The BAM Act and Biosecurity and Agriculture Management Regulations 2013 (BAM Regulations) came into effect on May 1 this year.
Under BAM Regulations, charges are being applied for quarantine inspections, assessments, examinations, tests, analyses, treatments, searches, monitoring or control measures made, conducted or provided under, or for the purposes of, the Act.
From July 1, a minimum charge of $56 per consignment will apply to all inspections carried out on items imported from other States for commercial purposes and non-commercial purposes.
The fees and changes are detailed in the Biosecurity and Agriculture Management (Fees and Charges) Determination 2013, published in the Western Australian Government Gazette of May 3.
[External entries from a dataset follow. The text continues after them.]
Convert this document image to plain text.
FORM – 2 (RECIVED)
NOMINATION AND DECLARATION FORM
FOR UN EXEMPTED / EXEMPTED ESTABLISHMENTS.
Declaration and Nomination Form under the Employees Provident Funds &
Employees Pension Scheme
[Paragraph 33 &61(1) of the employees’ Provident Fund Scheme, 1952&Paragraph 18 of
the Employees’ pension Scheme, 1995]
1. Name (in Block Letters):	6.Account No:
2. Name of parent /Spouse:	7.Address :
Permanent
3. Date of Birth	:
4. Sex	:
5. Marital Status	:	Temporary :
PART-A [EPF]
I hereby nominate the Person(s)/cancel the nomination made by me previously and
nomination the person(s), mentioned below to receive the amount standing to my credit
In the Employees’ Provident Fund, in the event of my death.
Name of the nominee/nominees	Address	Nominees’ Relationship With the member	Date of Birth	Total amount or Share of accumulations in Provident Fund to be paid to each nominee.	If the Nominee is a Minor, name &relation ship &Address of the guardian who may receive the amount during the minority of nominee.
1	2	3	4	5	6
Mr Pickles said in order to minimise the impact on private importers, interstate exporters (suppliers) had been provided the option to enter into a special arrangement and accept inspection charges on behalf of private importers, where individual consignments were received at the same premises on the same day.
"Such an arrangement would enable Quarantine WA to treat the import as one consignment and charge accordingly, eliminating individual charges to each consignee, which the interstate exporter could include in the product price," he said.
"Eighty-nine interstate suppliers have taken the opportunity to have special charging arrangements to minimise the impact on their clients."
Quarantine WA will continue its surveillance of mail and parcel centres to prevent the introduction of risk materials to Western Australia by post.
Fines of up to $5000 could be imposed on people who illegally import quarantine risk materials by post.